É óbvio que transportes marítimos, especialmente dentro de águas abrigadas, que é o caso da Baía de Guanabara, sempre serão viáveis tecnicamente, porém a grande maioria das pessoas que comentam o novo anúncio e que bateram palmas como focas, alguns inclusive em grupos de empresários, sequer pararam para olhar o mapa da Ilha do Governador, o posicionamento do Aeroporto Internacional do Galeão e sua eventual chegada ao Santos Dumont ou instalações acessórias, que nesse caso são consideradas a Marina da Glória.

A Ilha do Governador, que por acaso conheço muito bem sua questão logística, não só por ser engenheiro, mas principalmente por morar no bairro desde os meus 5 anos de idade, tem características especiais que quem estuda o tema deve analisar especialmente a navegabilidade, todo assoreamento da Baía e alguns canais específicos em função da restrição ao movimento das águas, grande parte surgida em função da criação da Ilha do Fundão que deriva da junção do aterro de pequenas ilhotas, o que desfavoreceu a questão do fluxo natural de águas dentro da Baía e que circunda toda costa da Ilha.

O Aeroporto Internacional do Galeão não fica na parte da Ilha que é chamada de “boca da Baía de Guanabara”. Ele se localiza ao fundo da Baía de Guanabara, em uma região bastante assoreada e grande parte da pista está voltada paro bairro quase oculto de Tubiacanga que quem é da Ilha do Governador conhece bem.

Falar de transporte entre aeroportos da maneira como está sendo feita é ter uma visão bastante turva, como se o problema que existe na organização dos Aeroportos Santos Dumont e Galeão fosse somente problema de interconexão entre aeroportos e como se esta tivesse grande demanda desses usuários.

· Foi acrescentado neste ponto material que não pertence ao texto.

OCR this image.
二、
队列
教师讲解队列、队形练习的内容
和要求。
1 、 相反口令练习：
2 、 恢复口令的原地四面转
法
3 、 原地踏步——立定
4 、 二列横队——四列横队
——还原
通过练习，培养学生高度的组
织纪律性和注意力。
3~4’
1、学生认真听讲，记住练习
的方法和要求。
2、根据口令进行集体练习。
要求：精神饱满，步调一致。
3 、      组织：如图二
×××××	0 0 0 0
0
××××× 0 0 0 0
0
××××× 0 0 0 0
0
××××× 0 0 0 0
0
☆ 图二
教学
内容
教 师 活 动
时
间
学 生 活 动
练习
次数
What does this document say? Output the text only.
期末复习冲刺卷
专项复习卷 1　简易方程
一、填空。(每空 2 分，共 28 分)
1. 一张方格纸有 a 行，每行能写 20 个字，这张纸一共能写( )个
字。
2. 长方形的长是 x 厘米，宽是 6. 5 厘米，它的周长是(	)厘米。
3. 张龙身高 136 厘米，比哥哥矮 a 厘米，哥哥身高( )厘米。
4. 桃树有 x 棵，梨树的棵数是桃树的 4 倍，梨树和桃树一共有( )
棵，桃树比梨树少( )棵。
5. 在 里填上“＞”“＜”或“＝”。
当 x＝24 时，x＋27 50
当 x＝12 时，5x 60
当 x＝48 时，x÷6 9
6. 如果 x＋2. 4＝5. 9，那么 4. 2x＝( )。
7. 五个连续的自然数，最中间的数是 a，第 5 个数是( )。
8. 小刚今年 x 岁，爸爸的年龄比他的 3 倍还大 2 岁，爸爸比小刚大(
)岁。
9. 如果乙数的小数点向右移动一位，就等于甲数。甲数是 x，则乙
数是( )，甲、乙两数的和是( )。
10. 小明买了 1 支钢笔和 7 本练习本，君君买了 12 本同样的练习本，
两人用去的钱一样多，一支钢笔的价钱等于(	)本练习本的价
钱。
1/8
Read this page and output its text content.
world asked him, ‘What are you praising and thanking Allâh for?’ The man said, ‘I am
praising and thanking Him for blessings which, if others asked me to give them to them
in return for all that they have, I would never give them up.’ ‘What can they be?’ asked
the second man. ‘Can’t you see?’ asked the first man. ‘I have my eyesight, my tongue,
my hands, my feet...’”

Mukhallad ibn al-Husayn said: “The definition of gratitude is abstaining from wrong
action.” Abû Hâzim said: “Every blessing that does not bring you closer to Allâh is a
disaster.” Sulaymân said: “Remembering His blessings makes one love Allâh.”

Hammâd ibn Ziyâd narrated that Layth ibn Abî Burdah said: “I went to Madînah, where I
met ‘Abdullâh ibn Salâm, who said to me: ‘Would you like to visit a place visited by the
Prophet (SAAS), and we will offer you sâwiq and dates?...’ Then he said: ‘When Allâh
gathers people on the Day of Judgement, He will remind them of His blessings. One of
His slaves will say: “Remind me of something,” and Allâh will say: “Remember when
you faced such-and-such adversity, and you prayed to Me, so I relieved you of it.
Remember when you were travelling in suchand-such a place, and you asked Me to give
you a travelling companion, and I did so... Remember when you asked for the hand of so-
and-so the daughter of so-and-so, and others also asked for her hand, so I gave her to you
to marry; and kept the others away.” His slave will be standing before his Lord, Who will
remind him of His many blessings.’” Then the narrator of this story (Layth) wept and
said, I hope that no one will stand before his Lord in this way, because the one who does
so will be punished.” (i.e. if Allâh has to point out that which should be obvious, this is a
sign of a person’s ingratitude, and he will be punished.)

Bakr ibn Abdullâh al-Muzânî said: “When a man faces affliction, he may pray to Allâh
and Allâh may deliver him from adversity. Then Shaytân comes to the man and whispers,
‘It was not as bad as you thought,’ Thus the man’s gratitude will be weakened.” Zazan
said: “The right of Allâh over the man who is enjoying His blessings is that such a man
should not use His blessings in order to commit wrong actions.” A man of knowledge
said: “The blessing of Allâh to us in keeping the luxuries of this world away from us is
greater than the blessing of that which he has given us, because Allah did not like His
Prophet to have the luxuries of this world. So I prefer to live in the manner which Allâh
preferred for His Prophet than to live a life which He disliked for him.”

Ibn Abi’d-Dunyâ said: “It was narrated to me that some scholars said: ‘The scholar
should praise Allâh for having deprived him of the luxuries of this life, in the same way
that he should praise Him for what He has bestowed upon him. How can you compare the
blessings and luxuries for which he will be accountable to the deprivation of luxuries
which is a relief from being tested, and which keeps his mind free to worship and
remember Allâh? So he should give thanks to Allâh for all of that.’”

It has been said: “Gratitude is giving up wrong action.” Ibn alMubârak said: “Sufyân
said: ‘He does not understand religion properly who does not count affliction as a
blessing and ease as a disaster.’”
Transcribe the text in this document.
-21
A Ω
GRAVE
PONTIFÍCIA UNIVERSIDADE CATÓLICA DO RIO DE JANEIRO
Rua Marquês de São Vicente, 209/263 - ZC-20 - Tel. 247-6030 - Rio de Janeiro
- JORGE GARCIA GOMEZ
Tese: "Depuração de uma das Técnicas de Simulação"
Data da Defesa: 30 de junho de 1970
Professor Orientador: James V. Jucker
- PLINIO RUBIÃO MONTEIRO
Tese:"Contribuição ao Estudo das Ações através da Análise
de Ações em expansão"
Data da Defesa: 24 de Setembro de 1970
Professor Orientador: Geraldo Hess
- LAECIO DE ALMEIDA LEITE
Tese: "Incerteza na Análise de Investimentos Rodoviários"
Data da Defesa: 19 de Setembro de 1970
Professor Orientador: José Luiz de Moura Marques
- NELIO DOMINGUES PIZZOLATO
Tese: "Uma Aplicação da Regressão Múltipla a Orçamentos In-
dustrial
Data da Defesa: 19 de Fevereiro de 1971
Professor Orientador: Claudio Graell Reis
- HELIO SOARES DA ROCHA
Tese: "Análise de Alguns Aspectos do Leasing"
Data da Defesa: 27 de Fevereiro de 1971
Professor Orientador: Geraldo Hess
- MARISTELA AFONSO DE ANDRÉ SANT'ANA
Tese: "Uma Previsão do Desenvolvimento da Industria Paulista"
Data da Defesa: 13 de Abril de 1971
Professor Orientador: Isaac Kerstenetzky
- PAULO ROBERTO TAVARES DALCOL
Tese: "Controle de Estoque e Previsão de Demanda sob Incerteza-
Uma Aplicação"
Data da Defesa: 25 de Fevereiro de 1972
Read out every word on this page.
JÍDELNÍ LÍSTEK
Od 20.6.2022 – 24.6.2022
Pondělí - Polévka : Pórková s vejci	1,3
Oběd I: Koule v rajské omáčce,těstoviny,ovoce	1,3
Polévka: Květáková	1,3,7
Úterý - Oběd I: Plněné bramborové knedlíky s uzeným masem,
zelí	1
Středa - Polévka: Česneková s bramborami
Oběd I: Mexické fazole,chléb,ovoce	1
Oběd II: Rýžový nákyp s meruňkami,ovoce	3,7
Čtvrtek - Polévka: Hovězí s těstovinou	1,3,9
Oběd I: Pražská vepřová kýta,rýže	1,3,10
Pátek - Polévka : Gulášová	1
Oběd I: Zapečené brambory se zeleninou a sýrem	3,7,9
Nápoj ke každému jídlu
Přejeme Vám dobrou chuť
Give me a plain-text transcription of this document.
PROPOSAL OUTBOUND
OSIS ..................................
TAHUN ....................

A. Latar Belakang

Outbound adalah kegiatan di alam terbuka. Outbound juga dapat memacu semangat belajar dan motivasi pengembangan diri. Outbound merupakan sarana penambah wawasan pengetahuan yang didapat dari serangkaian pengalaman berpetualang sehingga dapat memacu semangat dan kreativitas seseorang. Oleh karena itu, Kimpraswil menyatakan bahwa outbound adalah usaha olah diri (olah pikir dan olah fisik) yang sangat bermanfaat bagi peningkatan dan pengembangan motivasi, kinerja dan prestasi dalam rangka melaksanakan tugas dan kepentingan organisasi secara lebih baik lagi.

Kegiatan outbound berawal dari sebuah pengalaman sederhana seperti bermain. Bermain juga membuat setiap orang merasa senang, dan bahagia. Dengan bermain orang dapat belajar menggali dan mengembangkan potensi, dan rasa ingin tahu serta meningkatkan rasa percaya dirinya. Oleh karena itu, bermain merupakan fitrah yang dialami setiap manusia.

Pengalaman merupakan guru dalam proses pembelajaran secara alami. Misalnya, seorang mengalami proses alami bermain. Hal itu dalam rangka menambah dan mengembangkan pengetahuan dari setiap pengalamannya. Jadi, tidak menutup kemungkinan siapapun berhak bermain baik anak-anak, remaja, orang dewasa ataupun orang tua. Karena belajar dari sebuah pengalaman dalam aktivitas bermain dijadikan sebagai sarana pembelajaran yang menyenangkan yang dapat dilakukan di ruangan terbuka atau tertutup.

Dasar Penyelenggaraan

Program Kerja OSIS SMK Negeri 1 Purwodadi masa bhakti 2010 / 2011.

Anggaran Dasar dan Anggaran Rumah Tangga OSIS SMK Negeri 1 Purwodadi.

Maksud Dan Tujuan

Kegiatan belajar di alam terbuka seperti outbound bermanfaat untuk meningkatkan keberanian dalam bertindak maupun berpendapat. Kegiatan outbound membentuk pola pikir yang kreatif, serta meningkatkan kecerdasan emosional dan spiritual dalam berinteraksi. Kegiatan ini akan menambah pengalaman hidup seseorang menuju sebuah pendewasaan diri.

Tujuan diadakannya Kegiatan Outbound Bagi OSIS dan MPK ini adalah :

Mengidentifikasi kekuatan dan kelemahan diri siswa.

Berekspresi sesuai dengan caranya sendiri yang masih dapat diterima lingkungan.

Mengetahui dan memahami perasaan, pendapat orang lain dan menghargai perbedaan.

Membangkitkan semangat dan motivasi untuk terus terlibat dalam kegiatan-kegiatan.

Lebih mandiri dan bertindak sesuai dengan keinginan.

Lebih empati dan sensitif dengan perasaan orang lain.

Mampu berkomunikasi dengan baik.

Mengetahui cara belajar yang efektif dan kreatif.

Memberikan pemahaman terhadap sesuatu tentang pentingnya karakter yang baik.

Esse tema é tratado como se essa fosse a principal causa do que aconteceu até o momento. É desconhecer totalmente o tema, jogar uma luz difusa sobre o tema que requer ações concretas ponto a ponto e bastante objetivas.

O mais interessante é que as soluções muitas vezes não surgem da criatividade, mas sim de algum interesse específico de pessoas que querem ou algum tipo de projeção ou até ganhar de fato algum recurso para fazer os estudos. Vimos isso no Brasil de maneira muito clara no clássico caso do Trem Bala que até hoje virou sinônimo de factóide na área de transporte e logística. Aliás, descobrir a possível ligação marítima entre aeroportos como sendo toque de Midas é querer descobrir , do nada e até de forma provocativa a lógica, uma idéia já estudada por décadas.

O fato é que o transporte do Galeão ao Centro do Rio já aconteceu e existia até pouco tempo de maneira irregular travestida de transporte classificado como de “turismo” que saía todas as manhãs e que foi denunciado para Capitania dos Portos, pois acontecia próximo ao antigo Píer da Peixaria (Siri do Galeão), ou seja, no bairro do Galeão e não no Aeroporto do Galeão que inclusive muitos confundem, até porque existe no meio não só uma longa via de acesso ao Aeroporto, mas também a Estrada do Galeão com duas pistas Esse tipo de transporte desde que devidamente regulado e licitado, poderia até acontecer, mas na prática não traria benefício algum para o Aeroporto do Galeão e as pessoas desavisadas começam a confundir isso.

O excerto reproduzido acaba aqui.